Urteil vom 20. Februar 2006 
II. Öffentlichrechtliche Abteilung 
 
Besetzung 
Bundesrichter Merkli, Präsident, 
Bundesrichter Betschart, 
Bundesrichterin Yersin, 
Gerichtsschreiber Schaub. 
 
Parteien 
V.X.________, 
Beschwerdeführer, 
 
gegen 
 
Steuerverwaltung des Kantons Basel-Landschaft, Postfach, 4410 Liestal, 
Administration cantonale des impôts du canton 
de Vaud, route de Berne 46, 1014 Lausanne. 
 
Gegenstand 
Art. 127 BV (Doppelbesteuerung), 
 
Staatsrechtliche Beschwerde gegen den Einsprache-Entscheid der Steuerverwaltung des Kantons Basel-Landschaft vom 9. September 2005. 
 
Sachverhalt: 
A. 
Nachdem U.X.________ am 16. Januar 2003 in C.________ (VD) gestorben war, zahlte die Bâloise-Versicherungsgesellschaft (nachfolgend: Bâloise) am 4. März 2003 ein Todesfallkapital von Fr. 105'117.-- aus der beruflichen Vorsorgeeinrichtung an seinen Bruder V.X.________, der in B.________ (BL) wohnt. Am 28. Juli 2003 veranlagte das Office d'impôt du district de C.________ (VD) V.X.________ für eine Erbschaftssteuer von Fr. 9'766.90, die am 26. August 2003 bezahlt wurde. Seiner Veranlagung legte es einen Nettonachlass von rund Fr. 65'000.-- zu Grunde, wobei in den Aktiven von Fr. 74'871.80 auch die von der Bâloise geleistete Kapitalleistung aus der 2. Säule mit Fr. 52'558.50 zur Hälfte enthalten war (Passiven: Fr. 9'544.80). 
B. 
Am 29. April 2004 stellte V.X.________ bei der Steuerverwaltung des Kantons Waadt ein Revisionsgesuch, weil Kapitalleistungen der beruflichen Vorsorge aus der 2. Säule nicht in den Nachlass fallen würden. Das Gesuch wurde am 24. Juni 2005 abgewiesen. 
C. 
Die Steuerverwaltung des Kantons Basel-Landschaft erfasste die Auszahlung der Bâloise vom 4. März 2003 am Wohnsitz des Begünstigten mit Sonderveranlagung vom 14. Dezember 2004 für die Staatssteuer und die direkte Bundessteuer. Eine dagegen erhobene Einsprache wies sie am 9. September 2005 ab. 
D. 
Mit staatsrechtlicher Beschwerde wegen Doppelbesteuerung gegen die Entscheide vom 28. Juli 2003 bzw. 24. Juni 2005 ("Einsprache-Entscheid") der Steuerverwaltung des Kantons Waadt und gegen die Entscheide vom 14. Dezember 2004 bzw. vom 9. September 2005 der Steuerverwaltung des Kantons Basel-Landschaft beantragt V.X.________ dem Bundesgericht, "1. den Standpunkt zurückzunehmen und den Entscheid des Kantons Waadt aufzuheben 2. der Kanton Waadt hat den mittels Erbschaftssteuer erhobenen Betrag von 9'766.90 CHF zuzüglich Zinsen von 5 % zurückzuzahlen. 3. der Kanton Waadt hat die mir durch steuerliche und juristische Beratungskosten von ca. 2'800.-CHF en[t]standenen Aufwendungen zurückzuzahlen". 

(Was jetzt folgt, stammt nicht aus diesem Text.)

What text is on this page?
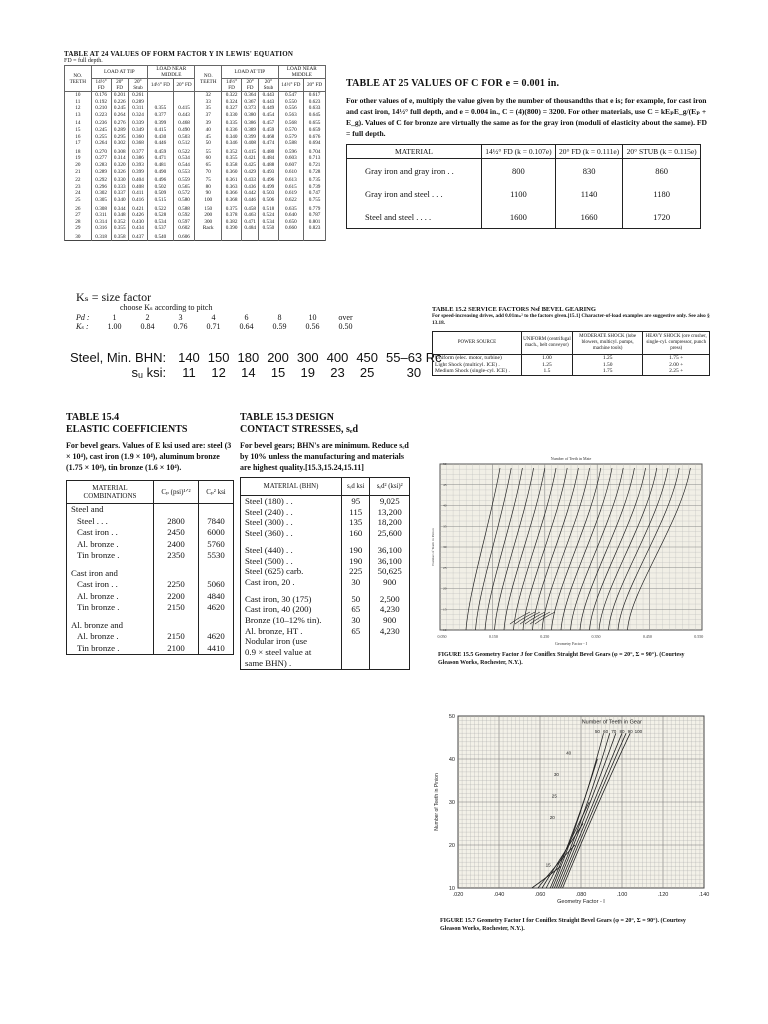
TABLE AT 24 VALUES OF FORM FACTOR Y IN LEWIS' EQUATION
FD = full depth.
NO. TEETH	LOAD AT TIP			LOAD NEAR MIDDLE		NO. TEETH	LOAD AT TIP			LOAD NEAR MIDDLE	
	14½° FD	20° FD	20° Stub	14½° FD	20° FD		14½° FD	20° FD	20° Stub	14½° FD	20° FD
10	0.176	0.201	0.261			32	0.322	0.364	0.443	0.547	0.617
11	0.192	0.226	0.289			33	0.324	0.367	0.443	0.550	0.623
12	0.210	0.245	0.311	0.355	0.415	35	0.327	0.373	0.449	0.556	0.633
13	0.223	0.264	0.324	0.377	0.443	37	0.330	0.380	0.454	0.563	0.645
14	0.236	0.276	0.339	0.399	0.468	39	0.335	0.386	0.457	0.568	0.655
15	0.245	0.289	0.349	0.415	0.490	40	0.336	0.389	0.459	0.570	0.659
16	0.255	0.295	0.360	0.430	0.503	45	0.340	0.399	0.468	0.579	0.676
17	0.264	0.302	0.368	0.446	0.512	50	0.346	0.408	0.474	0.588	0.694
18	0.270	0.308	0.377	0.459	0.522	55	0.352	0.415	0.480	0.596	0.704
19	0.277	0.314	0.386	0.471	0.534	60	0.355	0.421	0.484	0.603	0.713
20	0.283	0.320	0.393	0.481	0.544	65	0.358	0.425	0.488	0.607	0.721
21	0.289	0.326	0.399	0.490	0.553	70	0.360	0.429	0.493	0.610	0.728
22	0.292	0.330	0.404	0.496	0.559	75	0.361	0.433	0.496	0.613	0.735
23	0.296	0.333	0.408	0.502	0.565	80	0.363	0.436	0.499	0.615	0.739
24	0.302	0.337	0.411	0.509	0.572	90	0.366	0.442	0.503	0.619	0.747
25	0.305	0.340	0.416	0.515	0.580	100	0.368	0.446	0.506	0.622	0.755
26	0.308	0.344	0.421	0.522	0.588	150	0.375	0.458	0.518	0.635	0.779
27	0.311	0.348	0.426	0.528	0.592	200	0.378	0.463	0.524	0.640	0.787
28	0.314	0.352	0.430	0.534	0.597	300	0.382	0.471	0.534	0.650	0.801
29	0.316	0.355	0.434	0.537	0.602	Rack	0.390	0.484	0.550	0.660	0.823
30	0.318	0.358	0.437	0.540	0.606						
TABLE AT 25 VALUES OF C FOR e = 0.001 in.
For other values of e, multiply the value given by the number of thousandths that e is; for example, for cast iron and cast iron, 14½° full depth, and e = 0.004 in., C = (4)(800) = 3200. For other materials, use C = kEₚE_g/(Eₚ + E_g). Values of C for bronze are virtually the same as for the gray iron (moduli of elasticity about the same). FD = full depth.
MATERIAL	14½° FD (k = 0.107e)	20° FD (k = 0.111e)	20° STUB (k = 0.115e)
Gray iron and gray iron . .	800	830	860
Gray iron and steel . . .	1100	1140	1180
Steel and steel . . . .	1600	1660	1720
Kₛ = size factor
choose Kₛ according to pitch
Pd :	1	2	3	4	6	8	10	over
Kₛ :	1.00	0.84	0.76	0.71	0.64	0.59	0.56	0.50
Steel, Min. BHN:	140	150	180	200	300	400	450	55–63 Rc
sᵤ ksi:	11	12	14	15	19	23	25	30
TABLE 15.2 SERVICE FACTORS Nsf BEVEL GEARING
For speed-increasing drives, add 0.01mₙ² to the factors given.[15.1] Character-of-load examples are suggestive only. See also § 13.18.
POWER SOURCE	UNIFORM (centrifugal mach., belt conveyor)	MODERATE SHOCK (lobe blowers, multicyl. pumps, machine tools)	HEAVY SHOCK (ore crusher, single-cyl. compressor, punch press)
Uniform (elec. motor, turbine)	1.00	1.25	1.75 +
Light Shock (multicyl. ICE) .	1.25	1.50	2.00 +
Medium Shock (single-cyl. ICE) .	1.5	1.75	2.25 +
TABLE 15.4
ELASTIC COEFFICIENTS
For bevel gears. Values of E ksi used are: steel (3 × 10⁴), cast iron (1.9 × 10⁴), aluminum bronze (1.75 × 10⁴), tin bronze (1.6 × 10⁴).
MATERIAL COMBINATIONS	Cₚ (psi)¹ᐟ²	Cₚ² ksi
Steel and		
Steel . . .	2800	7840
Cast iron . .	2450	6000
Al. bronze .	2400	5760
Tin bronze .	2350	5530
Cast iron and		
Cast iron . .	2250	5060
Al. bronze .	2200	4840
Tin bronze .	2150	4620
Al. bronze and		
Al. bronze .	2150	4620
Tin bronze .	2100	4410
TABLE 15.3 DESIGN
CONTACT STRESSES, sₑd
For bevel gears; BHN's are minimum. Reduce sₑd by 10% unless the manufacturing and materials are highest quality.[15.3,15.24,15.11]
MATERIAL (BHN)	sₑd ksi	sₑd² (ksi)²
Steel (180) . .	95	9,025
Steel (240) . .	115	13,200
Steel (300) . .	135	18,200
Steel (360) . .	160	25,600
Steel (440) . .	190	36,100
Steel (500) . .	190	36,100
Steel (625) carb.	225	50,625
Cast iron, 20 .	30	900
Cast iron, 30 (175)	50	2,500
Cast iron, 40 (200)	65	4,230
Bronze (10–12% tin).	30	900
Al. bronze, HT .	65	4,230
Nodular iron (use		
0.9 × steel value at		
same BHN) .		
Number of Teeth in Mate
Geometry Factor - I
Number of Teeth in Pinion
0.050	0.150	0.250	0.350	0.450	0.550
10
15
20
25
30
35
40
45
50
FIGURE 15.5 Geometry Factor J for Coniflex Straight Bevel Gears (φ = 20°, Σ = 90°). (Courtesy Gleason Works, Rochester, N.Y.).
.020	.040	.060	.080	.100	.120	.140
10
20
30
40
50
Geometry Factor - I
Number of Teeth in Pinion
Number of Teeth in Gear
50 60 70 80 90 100
40
30
25
20
15
FIGURE 15.7 Geometry Factor I for Coniflex Straight Bevel Gears (φ = 20°, Σ = 90°). (Courtesy Gleason Works, Rochester, N.Y.).
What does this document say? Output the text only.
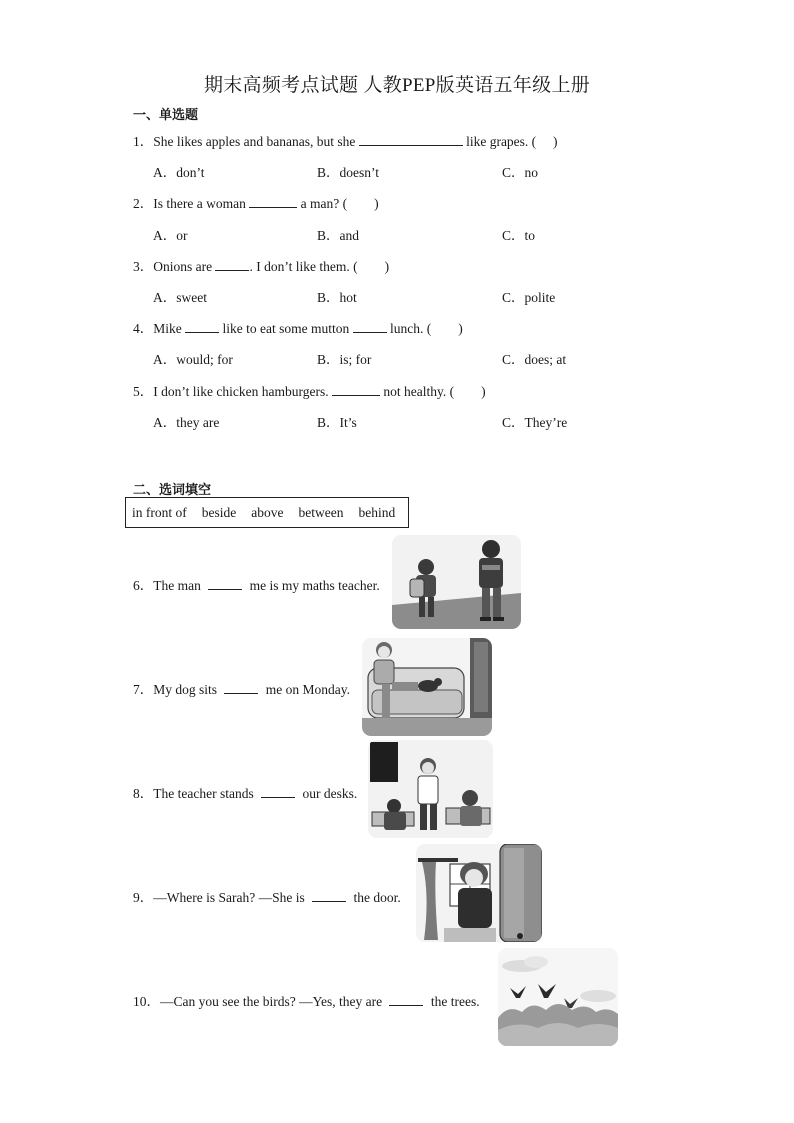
期末高频考点试题 人教PEP版英语五年级上册
一、单选题
1．She likes apples and bananas, but she	like grapes. (　 )
A．don’t	B．doesn’t	C．no
2．Is there a woman	a man? (　　)
A．or	B．and	C．to
3．Onions are	. I don’t like them. (　　)
A．sweet	B．hot	C．polite
4．Mike	like to eat some mutton	lunch. (　　)
A．would; for	B．is; for	C．does; at
5．I don’t like chicken hamburgers.	not healthy. (　　)
A．they are	B．It’s	C．They’re
二、选词填空
in front of beside above between behind
6．The man	me is my maths teacher.
7．My dog sits	me on Monday.
8．The teacher stands	our desks.
9．—Where is Sarah? —She is	the door.
10．—Can you see the birds? —Yes, they are	the trees.
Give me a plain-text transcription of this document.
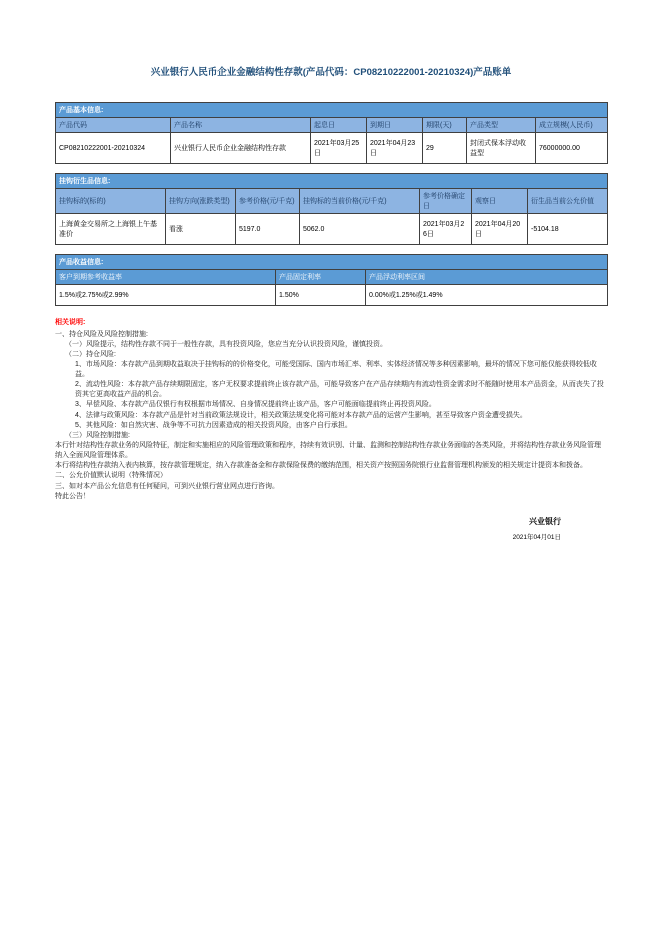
兴业银行人民币企业金融结构性存款(产品代码：CP08210222001-20210324)产品账单
产品基本信息:						
产品代码	产品名称	起息日	到期日	期限(天)	产品类型	成立规模(人民币)
CP08210222001-20210324	兴业银行人民币企业金融结构性存款	2021年03月25日	2021年04月23日	29	封闭式保本浮动收益型	76000000.00
挂钩衍生品信息:						
挂钩标的(标的)	挂钩方向(涨跌类型)	参考价格(元/千克)	挂钩标的当前价格(元/千克)	参考价格确定日	观察日	衍生品当前公允价值
上海黄金交易所之上海银上午基准价	看涨	5197.0	5062.0	2021年03月26日	2021年04月20日	-5104.18
产品收益信息:		
客户到期参考收益率	产品固定利率	产品浮动利率区间
1.5%或2.75%或2.99%	1.50%	0.00%或1.25%或1.49%
相关说明:
一、持仓风险及风险控制措施:
（一）风险提示，结构性存款不同于一般性存款，具有投资风险，您应当充分认识投资风险，谨慎投资。
（二）持仓风险:
1、市场风险：本存款产品到期收益取决于挂钩标的的价格变化，可能受国际、国内市场汇率、利率、实体经济情况等多种因素影响，最坏的情况下您可能仅能获得较低收益。
2、流动性风险：本存款产品存续期限固定，客户无权要求提前终止该存款产品，可能导致客户在产品存续期内有流动性资金需求时不能随时使用本产品资金，从而丧失了投资其它更高收益产品的机会。
3、早偿风险、本存款产品仅银行有权根据市场情况、自身情况提前终止该产品，客户可能面临提前终止再投资风险。
4、法律与政策风险：本存款产品是针对当前政策法规设计，相关政策法规变化将可能对本存款产品的运营产生影响，甚至导致客户资金遭受损失。
5、其他风险：如自然灾害、战争等不可抗力因素造成的相关投资风险，由客户自行承担。
（三）风险控制措施:
本行针对结构性存款业务的风险特征，制定和实施相应的风险管理政策和程序，持续有效识别、计量、监测和控制结构性存款业务面临的各类风险，并将结构性存款业务风险管理纳入全面风险管理体系。
本行将结构性存款纳入表内核算，按存款管理规定，纳入存款准备金和存款保险保费的缴纳范围，相关资产按照国务院银行业监督管理机构颁发的相关规定计提资本和拨备。
二、公允价值默认说明（特殊情况）
三、如对本产品公允信息有任何疑问，可到兴业银行营业网点进行咨询。
特此公告！
兴业银行
2021年04月01日
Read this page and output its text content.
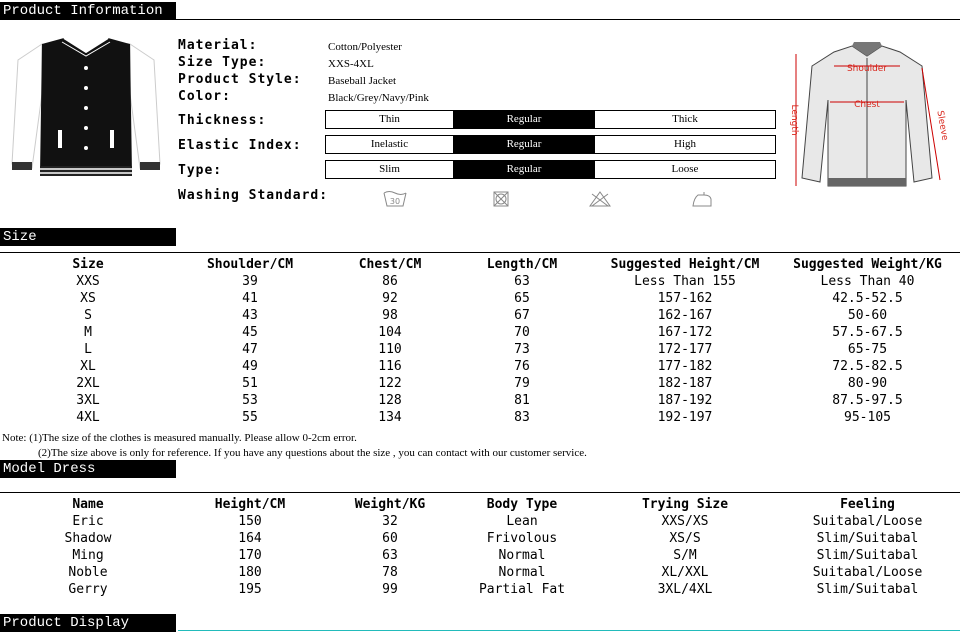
Product Information
Material:	Cotton/Polyester
Size Type:	XXS-4XL
Product Style: Baseball Jacket
Color:	Black/Grey/Navy/Pink
Thickness:	Thin	Regular	Thick
Elastic Index:	Inelastic	Regular	High
Type:	Slim	Regular	Loose
Washing Standard:	30
Shoulder
Chest
Length	Sleeve
Size
Size	Shoulder/CM	Chest/CM	Length/CM	Suggested Height/CM	Suggested Weight/KG
XXS	39	86	63	Less Than 155	Less Than 40
XS	41	92	65	157-162	42.5-52.5
S	43	98	67	162-167	50-60
M	45	104	70	167-172	57.5-67.5
L	47	110	73	172-177	65-75
XL	49	116	76	177-182	72.5-82.5
2XL	51	122	79	182-187	80-90
3XL	53	128	81	187-192	87.5-97.5
4XL	55	134	83	192-197	95-105
Note: (1)The size of the clothes is measured manually. Please allow 0-2cm error.
(2)The size above is only for reference. If you have any questions about the size , you can contact with our customer service.
Model Dress
Name	Height/CM	Weight/KG	Body Type	Trying Size	Feeling
Eric	150	32	Lean	XXS/XS	Suitabal/Loose
Shadow	164	60	Frivolous	XS/S	Slim/Suitabal
Ming	170	63	Normal	S/M	Slim/Suitabal
Noble	180	78	Normal	XL/XXL	Suitabal/Loose
Gerry	195	99	Partial Fat	3XL/4XL	Slim/Suitabal
Product Display
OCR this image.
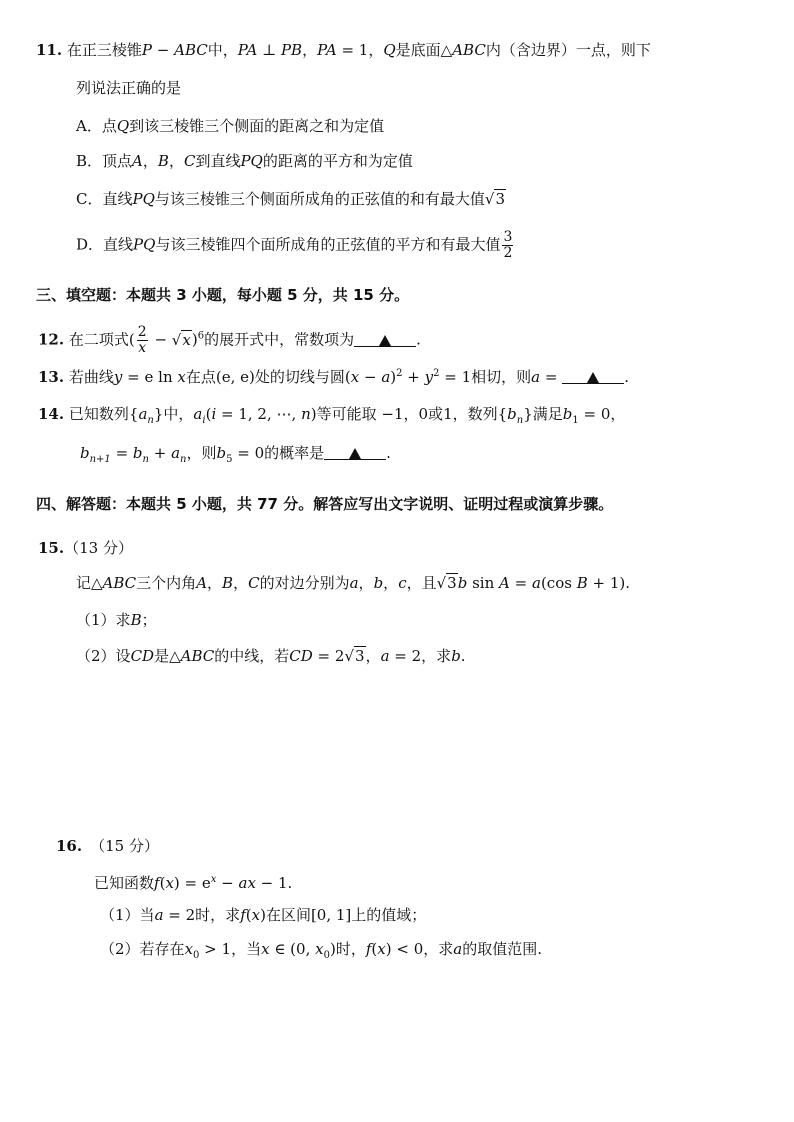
11. 在正三棱锥P − ABC中，PA ⊥ PB，PA = 1，Q是底面△ABC内（含边界）一点，则下
列说法正确的是
A．点Q到该三棱锥三个侧面的距离之和为定值
B．顶点A，B，C到直线PQ的距离的平方和为定值
C．直线PQ与该三棱锥三个侧面所成角的正弦值的和有最大值√3
D．直线PQ与该三棱锥四个面所成角的正弦值的平方和有最大值 $\frac{3}{2}$
三、填空题：本题共 3 小题，每小题 5 分，共 15 分。
12. 在二项式( $\frac{2}{x} - √x)^6$的展开式中，常数项为	.
13. 若曲线y = e ln x在点(e, e)处的切线与圆$(x - a)^2 + y^2 = 1$相切，则a =	.
14. 已知数列$\{a_n\}$中，$a_i(i = 1$, 2, ⋯, n)等可能取 −1，0或1，数列$\{b_n\}$满足$b_1 = 0$，
$b_{n+1} = b_n + a_n$，则$b_5 = 0$的概率是	.
四、解答题：本题共 5 小题，共 77 分。解答应写出文字说明、证明过程或演算步骤。
15.（13 分）
记△ABC三个内角A，B，C的对边分别为a，b，c，且√3b sin A = a(cos B + 1).
（1）求B；
（2）设CD是△ABC的中线，若CD = 2√3，a = 2，求b.
16. （15 分）
已知函数$f(x) = e^x$ − ax − 1.
（1）当a = 2时，求f(x)在区间[0, 1]上的值域；
（2）若存在$x_0 > 1$，当x ∈ (0, $x_0$)时，f(x) < 0，求a的取值范围.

In seiner Vernehmlassung vom 10. November 2005 anerkennt der Kanton Waadt, dass die fragliche Kapitalleistung aus der 2. Säule zu Unrecht seiner Erbschaftssteuer unterworfen worden sei. Insofern müsse die bezahlte Steuer zurückerstattet werden und sei die staatsrechtliche Beschwerde gutzuheissen. Soweit der Beschwerdeführer aber die vollständige Rückerstattung der Erbschaftssteuer verlange, sei die Beschwerde abzuweisen. 
 
Das Bundesgericht zieht in Erwägung: 
1. 
1.1 Eine staatsrechtliche Beschwerde wegen Verletzung des Doppelbesteuerungsverbots (Art. 127 Abs. 3 BV) ist spätestens im Anschluss an die Geltendmachung des letzten der einander ausschliessenden Steueransprüche zu erheben, wobei der kantonale Instanzenzug nicht ausgeschöpft zu werden braucht, aber gegenüber dem angefochtenen Entscheid die dreissigtägige Beschwerdefrist einzuhalten ist (Art. 86 Abs. 2 und Art. 89 Abs. 3 OG; BGE 131 I 145 E. 2.1 S. 147). Die Ausnahme von Art. 86 Abs. 2 OG gilt jedoch nicht für die geltend gemachten Rückerstattungszinsen; insofern ist auf die Beschwerde mangels Letztinstanzlichkeit des angefochtenen Entscheids nicht einzutreten (Art. 86 Abs. 1 OG).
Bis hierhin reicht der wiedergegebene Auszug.